Remake of 'Red Riding' Trilogy Added To Ridley Scott's To-Do List

The recent UK miniseries "Red Riding" condensed four lengthy crime novels into three feature-length episodes. Now Columbia Pictures wants to squish everything into a single movie, and the studio is looking to Oscar-winning screenwriter Steven Zaillian ("Schindler's List") to handle that task, according to Variety.

Columbia is also said to be negotiating with Ridley Scott to direct the adaptation, but it's hard to imagine the "Blade Runner" director having room in his pipeline to commit to anymore films. After he finishes his "Robin Hood" movie, Scott is attached to helm the board game-adaptation "Monopoly," the prequel to "Alien" an adaptation of "Brave New World" and his sci-fi pet project "The Forever War."

And he's been offered about 43,968,034,960,394 other gigs in the past year. So, even if Columbia wanted him to merely produce "Red Riding," he would seem to be too busy. This is likely just one of those cases in which a studio wants to reunite successful collaborators, seeing as how Scott has previously directed from two Zaillian scripts ("Hannibal" and "American Gangster").

The "Red Riding" miniseries, which originally aired in the UK back in March, has been making the film festival rounds over the past few months in the form of a trilogy ("Red Riding: 1974:" "Red Riding: 1980;" "Red Riding: 1983"). After receiving much acclaim at Telluride and New York fests, the three episodes are set to be released theatrically by IFC sometime this fall.

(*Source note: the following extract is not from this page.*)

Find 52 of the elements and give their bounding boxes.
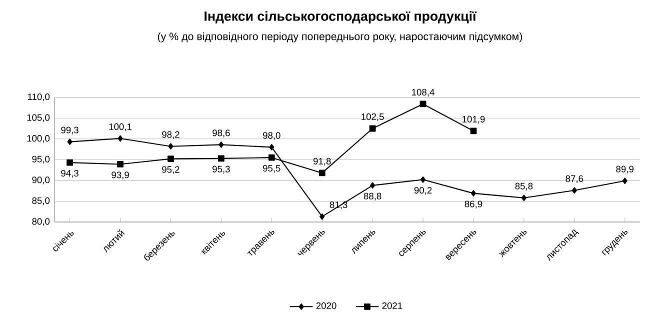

The five-hour-plus story involves many characters and deals with serial murders and police corruption. Hollywood's version, which will obviously be set in the U.S. rather than the UK, would do best to only halve the running time (to two and a half hours). It would also be nice if Zaillian can keep the idea of using real-life murder cases as a backdrop for a fictional plot.

"Red Riding" was originally scripted by Tony Grisoni, who also co-wrote the UK miniseries-turned-movie "State of Play," which came out earlier this year to disappointing box office, sparking a discussion about how adults don't go to the movies. Hopefully "Red Riding" won't meet a similar fate.

Have you seen the "Red Riding" series and think it could be sufficiently adapted into a feature film? Would you prefer Ridley Scott directed this movie instead of one of the other projects on his plate?